After four years of tracking infrastructure access and local development challenges in Black-led communities and cities, Purifoy and Seamster found the framework of environmental racism provided inadequate explanation for the predictable cycles of dumping, stagnant development, and socio-ecological vulnerability experienced by Black places. More than the simple result of white NIMBYism and anti-Blackness, these cycles were instrumental to the development of white places. Creative extraction is a race-relational development framework that describes how white towns catalyze their own growth with resources from beyond their own borders, especially from Black places. Purifoy and Seamster explain creative extraction in two articles supported by the Buell Center’s "Power: Infrastructure in America" project: “What is Environmental Racism For?” in Environmental Sociology and “Creative Extraction: Black Towns in White Space” in Environmental Planning D: Society and Space. The articles focus on the case of Tamina, Texas, an unincorporated Black community dating back to 1836, to demonstrate how mundane local development practices such as municipal utility districts, planning jurisdictions, and sales tax structures are routinely used to leverage the value and resourcefulness of white places at the expense of Black places. In this conversation, Seamster and Purifoy discussed how their individual research on seemingly disparate Black places—rural Black-founded towns and urban majority-Black cities—led to a series of inquiries culminating in the concept of creative extraction.
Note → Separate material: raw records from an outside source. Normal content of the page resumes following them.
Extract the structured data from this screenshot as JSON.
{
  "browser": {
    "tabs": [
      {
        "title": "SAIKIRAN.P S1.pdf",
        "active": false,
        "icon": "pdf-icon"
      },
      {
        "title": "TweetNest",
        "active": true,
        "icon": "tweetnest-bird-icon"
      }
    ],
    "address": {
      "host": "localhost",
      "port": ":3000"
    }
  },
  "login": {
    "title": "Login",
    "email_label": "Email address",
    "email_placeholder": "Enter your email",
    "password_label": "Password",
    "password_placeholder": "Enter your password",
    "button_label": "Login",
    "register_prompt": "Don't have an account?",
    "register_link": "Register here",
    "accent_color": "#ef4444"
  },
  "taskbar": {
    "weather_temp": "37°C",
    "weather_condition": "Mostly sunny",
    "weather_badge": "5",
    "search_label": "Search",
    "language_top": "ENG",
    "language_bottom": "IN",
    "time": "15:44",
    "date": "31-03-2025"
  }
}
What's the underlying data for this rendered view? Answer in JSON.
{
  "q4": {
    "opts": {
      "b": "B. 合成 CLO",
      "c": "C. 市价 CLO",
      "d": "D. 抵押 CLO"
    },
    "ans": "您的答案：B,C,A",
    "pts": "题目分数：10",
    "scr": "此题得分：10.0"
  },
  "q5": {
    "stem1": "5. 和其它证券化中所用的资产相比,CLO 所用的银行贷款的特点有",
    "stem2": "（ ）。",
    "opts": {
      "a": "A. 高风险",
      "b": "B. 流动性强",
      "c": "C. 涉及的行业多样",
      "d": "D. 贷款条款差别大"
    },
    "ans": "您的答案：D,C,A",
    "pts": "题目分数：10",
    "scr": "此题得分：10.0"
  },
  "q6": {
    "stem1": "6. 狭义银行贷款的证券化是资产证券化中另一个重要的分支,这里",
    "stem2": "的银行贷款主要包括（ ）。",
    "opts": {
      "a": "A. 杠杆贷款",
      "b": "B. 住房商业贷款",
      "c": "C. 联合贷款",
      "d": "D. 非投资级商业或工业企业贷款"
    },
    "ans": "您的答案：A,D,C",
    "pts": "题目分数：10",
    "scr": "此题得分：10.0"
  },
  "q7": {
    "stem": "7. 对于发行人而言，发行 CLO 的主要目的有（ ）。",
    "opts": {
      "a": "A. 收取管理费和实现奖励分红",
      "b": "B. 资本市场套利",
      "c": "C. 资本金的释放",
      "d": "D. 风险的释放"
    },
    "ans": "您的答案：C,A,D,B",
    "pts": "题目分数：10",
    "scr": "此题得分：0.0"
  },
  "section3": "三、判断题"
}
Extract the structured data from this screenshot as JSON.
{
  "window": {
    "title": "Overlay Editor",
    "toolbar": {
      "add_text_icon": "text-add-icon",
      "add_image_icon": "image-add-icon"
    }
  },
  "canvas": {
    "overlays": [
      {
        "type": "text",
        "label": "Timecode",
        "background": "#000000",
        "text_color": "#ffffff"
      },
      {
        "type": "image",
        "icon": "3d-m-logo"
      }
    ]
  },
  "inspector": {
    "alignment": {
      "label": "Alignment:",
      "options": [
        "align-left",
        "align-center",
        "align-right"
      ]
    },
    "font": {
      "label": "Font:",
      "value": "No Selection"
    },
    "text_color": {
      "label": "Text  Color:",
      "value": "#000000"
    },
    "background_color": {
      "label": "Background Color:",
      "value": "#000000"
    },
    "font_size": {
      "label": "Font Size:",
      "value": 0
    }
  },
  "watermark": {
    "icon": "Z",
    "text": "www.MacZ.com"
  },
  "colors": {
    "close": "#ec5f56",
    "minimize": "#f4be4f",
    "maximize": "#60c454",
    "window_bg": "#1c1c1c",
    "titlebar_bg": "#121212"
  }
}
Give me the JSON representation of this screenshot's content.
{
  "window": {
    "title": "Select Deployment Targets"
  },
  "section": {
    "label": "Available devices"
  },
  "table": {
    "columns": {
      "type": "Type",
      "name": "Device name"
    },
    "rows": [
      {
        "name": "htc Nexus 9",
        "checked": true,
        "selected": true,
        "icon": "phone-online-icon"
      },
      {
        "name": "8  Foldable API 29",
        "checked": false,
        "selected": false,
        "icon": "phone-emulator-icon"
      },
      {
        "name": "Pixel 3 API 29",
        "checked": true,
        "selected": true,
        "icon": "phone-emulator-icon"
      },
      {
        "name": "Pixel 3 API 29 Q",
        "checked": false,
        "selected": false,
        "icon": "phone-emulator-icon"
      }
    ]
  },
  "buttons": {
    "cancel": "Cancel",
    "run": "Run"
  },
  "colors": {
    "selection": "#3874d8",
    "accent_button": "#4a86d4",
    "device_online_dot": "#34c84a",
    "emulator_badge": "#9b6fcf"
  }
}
Purifoy and Seamster's work combines an environmental focus with data and frameworks from urban studies, fiscal sociology, geography, and law to show how these harms are not the result of discrete “racist” acts, but are written into the law itself, and are central to the functioning of racial capitalism. The conversation was introduced by Reinhold Martin, Professor of Architecture and Director of the Temple Hoyne Buell Center for the Study of American Architecture at Columbia GSAPP and was moderated by Catherine Fennell, Associate Professor of Anthropology at Columbia University and Buell Center Advisory Board Member.